Pour décomposer un groupe, les mathématiciens ont essentiellement une arme à leur disposition : le quotient. Le quotient consiste à déterminer des sous-ensembles du groupe de départ qui sont, eux aussi, des groupes. Par exemple, dans ($\mathbb{Z},+$), l'ensemble des entiers relatifs muni de l'addition, le sous-ensemble des entiers relatifs pairs est encore un groupe quand on le munit de l'addition : on le note $2\mathbb{Z}$, comme l'ensemble des multiples de $2$. De même, dans ($\mathbb{R},\times$), le sous-ensemble formé des seuls éléments 1 et (-1) est encore un groupe quand on le munit de la multiplication. Deux tels sous-ensembles, dans leur groupe respectifs, sont appelés des sous-groupes.

Dans ces conditions, quotienter $\mathbb{Z}$ par son sous-groupe $2\mathbb{Z}$, c'est réunir en un seul élément tous les éléments de $\mathbb{Z}$ qui sont égaux, à un multiple de $2$ près. En quotientant, on décrète alors que 2 et 8 sont un seul et même élément, puisqu'ils diffèrent de 6, qui est un multiple de 2. De même, -3 et 127 sont décrétés identiques puisque leur différence est égale à 130, qui est un multiple de 2. On voit alors que par une telle opération, on a décrété que tout entier relatif était soit "égal" à 0, soit "égal" à 1. Ainsi, $\mathbb{Z}$ quotienté par $2\mathbb{Z}$ est un tout petit ensemble qui se résume à $0$ et $1$.

De même, quand on quotiente $\mathbb{R}^*$ muni de la multiplication par le sous-groupe $\{1,-1\}$, on tombe sur $\mathbb{R}^*_+$, l'ensemble des réels strictement positifs.
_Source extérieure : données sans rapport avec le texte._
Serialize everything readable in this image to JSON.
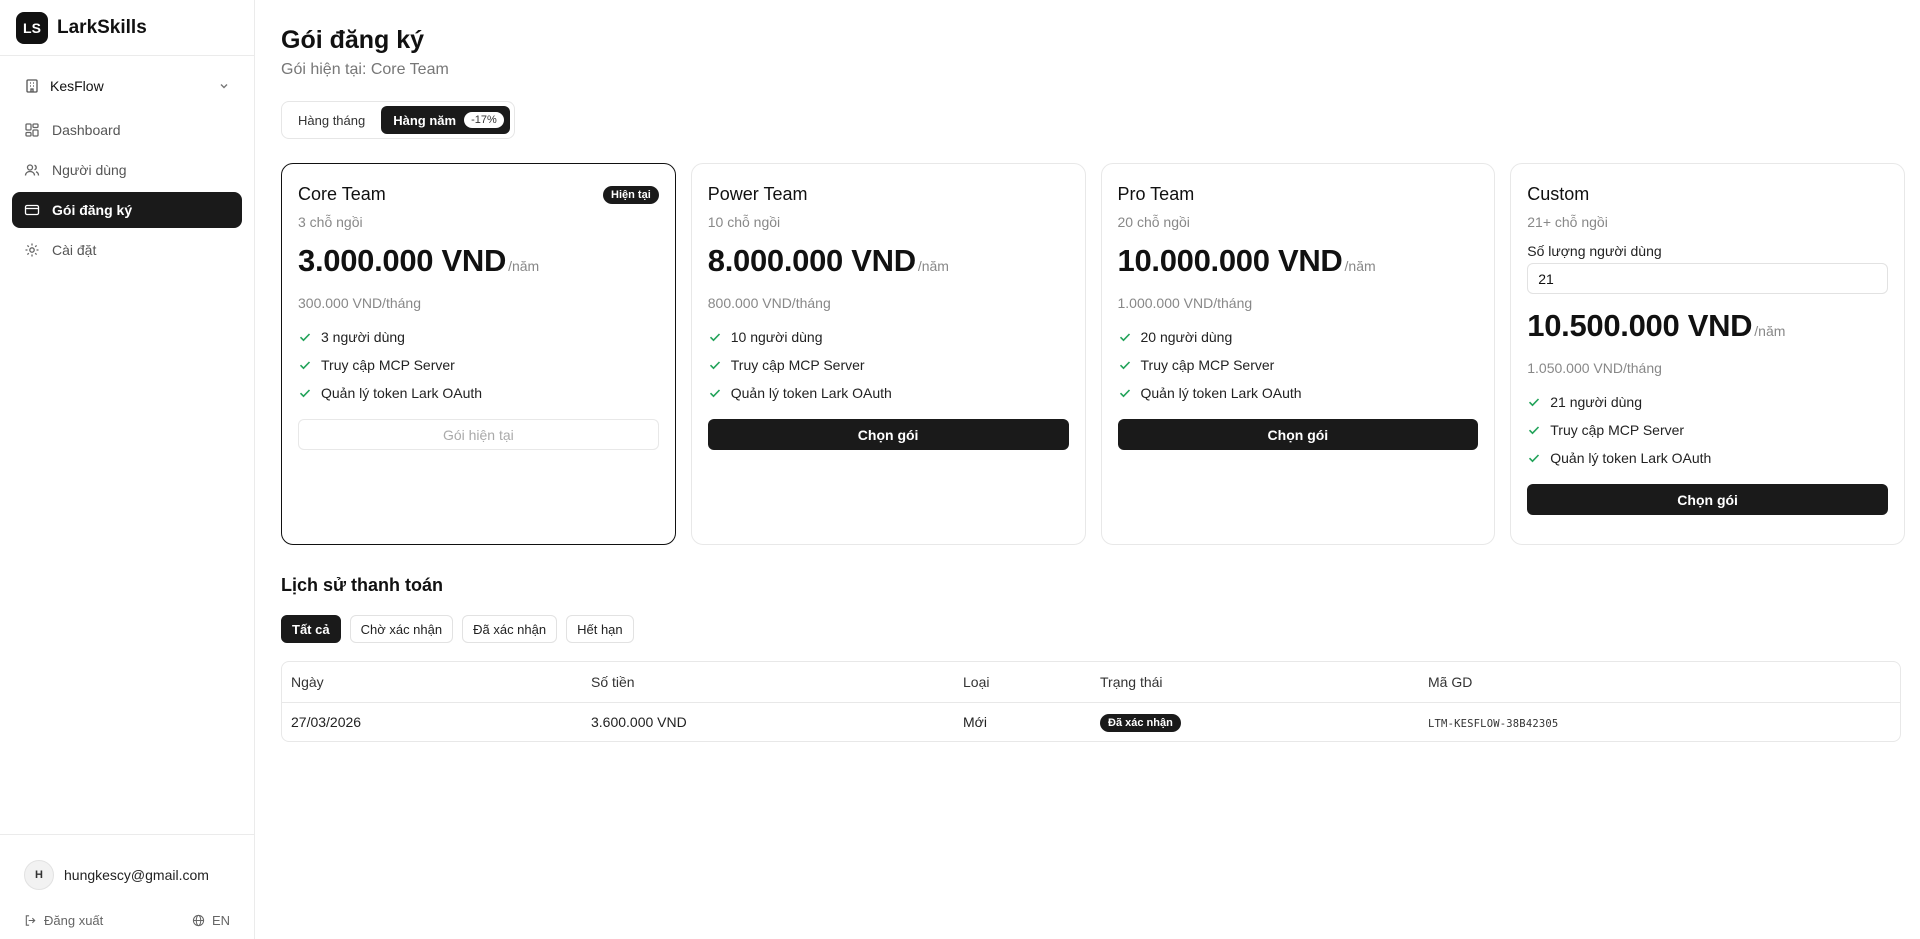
{
  "brand": {
    "logo_text": "LS",
    "name": "LarkSkills"
  },
  "org": {
    "name": "KesFlow"
  },
  "nav": [
    {
      "label": "Dashboard",
      "icon": "grid-icon",
      "active": false
    },
    {
      "label": "Người dùng",
      "icon": "users-icon",
      "active": false
    },
    {
      "label": "Gói đăng ký",
      "icon": "credit-card-icon",
      "active": true
    },
    {
      "label": "Cài đặt",
      "icon": "gear-icon",
      "active": false
    }
  ],
  "user": {
    "avatar": "H",
    "email": "hungkescy@gmail.com"
  },
  "footer": {
    "logout": "Đăng xuất",
    "language": "EN"
  },
  "page": {
    "title": "Gói đăng ký",
    "subtitle": "Gói hiện tại: Core Team"
  },
  "billing_toggle": {
    "monthly": "Hàng tháng",
    "yearly": "Hàng năm",
    "discount": "-17%",
    "selected": "yearly"
  },
  "plans": [
    {
      "name": "Core Team",
      "badge": "Hiện tại",
      "seats": "3 chỗ ngồi",
      "price": "3.000.000 VND",
      "unit": "/năm",
      "monthly": "300.000 VND/tháng",
      "features": [
        "3 người dùng",
        "Truy cập MCP Server",
        "Quản lý token Lark OAuth"
      ],
      "button": "Gói hiện tại"
    },
    {
      "name": "Power Team",
      "seats": "10 chỗ ngồi",
      "price": "8.000.000 VND",
      "unit": "/năm",
      "monthly": "800.000 VND/tháng",
      "features": [
        "10 người dùng",
        "Truy cập MCP Server",
        "Quản lý token Lark OAuth"
      ],
      "button": "Chọn gói"
    },
    {
      "name": "Pro Team",
      "seats": "20 chỗ ngồi",
      "price": "10.000.000 VND",
      "unit": "/năm",
      "monthly": "1.000.000 VND/tháng",
      "features": [
        "20 người dùng",
        "Truy cập MCP Server",
        "Quản lý token Lark OAuth"
      ],
      "button": "Chọn gói"
    },
    {
      "name": "Custom",
      "seats": "21+ chỗ ngồi",
      "qty_label": "Số lượng người dùng",
      "qty_value": "21",
      "price": "10.500.000 VND",
      "unit": "/năm",
      "monthly": "1.050.000 VND/tháng",
      "features": [
        "21 người dùng",
        "Truy cập MCP Server",
        "Quản lý token Lark OAuth"
      ],
      "button": "Chọn gói"
    }
  ],
  "history": {
    "title": "Lịch sử thanh toán",
    "filters": [
      {
        "label": "Tất cả",
        "active": true
      },
      {
        "label": "Chờ xác nhận",
        "active": false
      },
      {
        "label": "Đã xác nhận",
        "active": false
      },
      {
        "label": "Hết hạn",
        "active": false
      }
    ],
    "columns": [
      "Ngày",
      "Số tiền",
      "Loại",
      "Trạng thái",
      "Mã GD"
    ],
    "rows": [
      {
        "date": "27/03/2026",
        "amount": "3.600.000 VND",
        "type": "Mới",
        "status": "Đã xác nhận",
        "code": "LTM-KESFLOW-38B42305"
      }
    ]
  },
  "colors": {
    "primary": "#1a1a1a",
    "check": "#22a35a",
    "muted": "#888888",
    "border": "#e8e8e8"
  }
}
La notion de quotient se généralise à des groupes plus complexes, non commutatifs, et tout l'intérêt de l'idée de quotient est d'adapter la loi du "grand" groupe à l'ensemble quotient ainsi déterminé de manière à en faire, lui aussi, un groupe. Dans le cas d'un groupe commutatif, ça se passe assez bien ; en revanche, dans un groupe non commutatif, il faut que le groupe par lequel on quotiente (dans l'exemple, $2\mathbb{Z}$) vérifie quelques propriétés supplémentaires sans lesquelles on ne peut "transmettre" la structure de groupe au quotient.
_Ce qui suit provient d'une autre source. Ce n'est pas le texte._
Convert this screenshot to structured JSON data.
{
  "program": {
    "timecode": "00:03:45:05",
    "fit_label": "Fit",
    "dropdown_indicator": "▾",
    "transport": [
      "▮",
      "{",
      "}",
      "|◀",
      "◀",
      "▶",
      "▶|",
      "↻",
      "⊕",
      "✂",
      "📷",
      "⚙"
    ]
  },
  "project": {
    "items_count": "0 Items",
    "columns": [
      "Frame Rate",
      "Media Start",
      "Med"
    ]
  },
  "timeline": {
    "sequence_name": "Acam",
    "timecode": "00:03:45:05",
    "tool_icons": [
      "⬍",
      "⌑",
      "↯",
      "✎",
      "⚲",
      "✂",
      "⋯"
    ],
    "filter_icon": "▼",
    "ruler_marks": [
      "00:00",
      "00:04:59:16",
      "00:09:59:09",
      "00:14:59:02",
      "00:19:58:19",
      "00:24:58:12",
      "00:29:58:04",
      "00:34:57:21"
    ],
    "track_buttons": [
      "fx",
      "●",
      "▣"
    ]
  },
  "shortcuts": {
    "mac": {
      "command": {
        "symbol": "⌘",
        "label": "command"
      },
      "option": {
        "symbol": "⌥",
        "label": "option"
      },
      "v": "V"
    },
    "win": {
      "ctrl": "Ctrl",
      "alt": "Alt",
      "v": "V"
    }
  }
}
Parfois, en quotientant certains groupes non commutatifs par des sous-groupes bien choisis, on tombe sur un quotient qui est un groupe commutatif : c'est en cela que le quotient est une arme pour comprendre la structure d'un groupe a priori complexe, car un groupe commutatif est plus simple à caractériser qu'un groupe non commutatif.

Par exemple, pour les férus d'algèbre, il existe un théorème de structure caractérisant tout groupe commutatif fini, et qu'on pourra par exemple trouver ici.
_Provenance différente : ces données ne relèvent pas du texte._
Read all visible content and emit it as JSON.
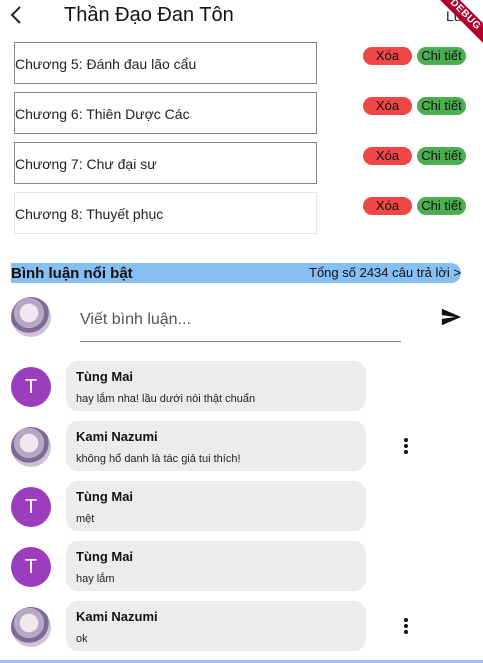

3. Une compréhension géométrique de la notion de groupe : l'action de groupe

L'action de groupe est un concept qui intéresse bien au-delà des mathématiques et qui permet parfois de comprendre le concept de groupe grâce à des illustrations bien concrètes.

Prenons par exemple un cube sans motifs, totalement neutre, sans motifs sur les faces, et faisons-le tourner avec la contrainte suivante de ne pas changer globalement sa position dans l'espace. Autrement dit, si vous prenez une photo avant et une photo après, vous ne voyez pas de différence.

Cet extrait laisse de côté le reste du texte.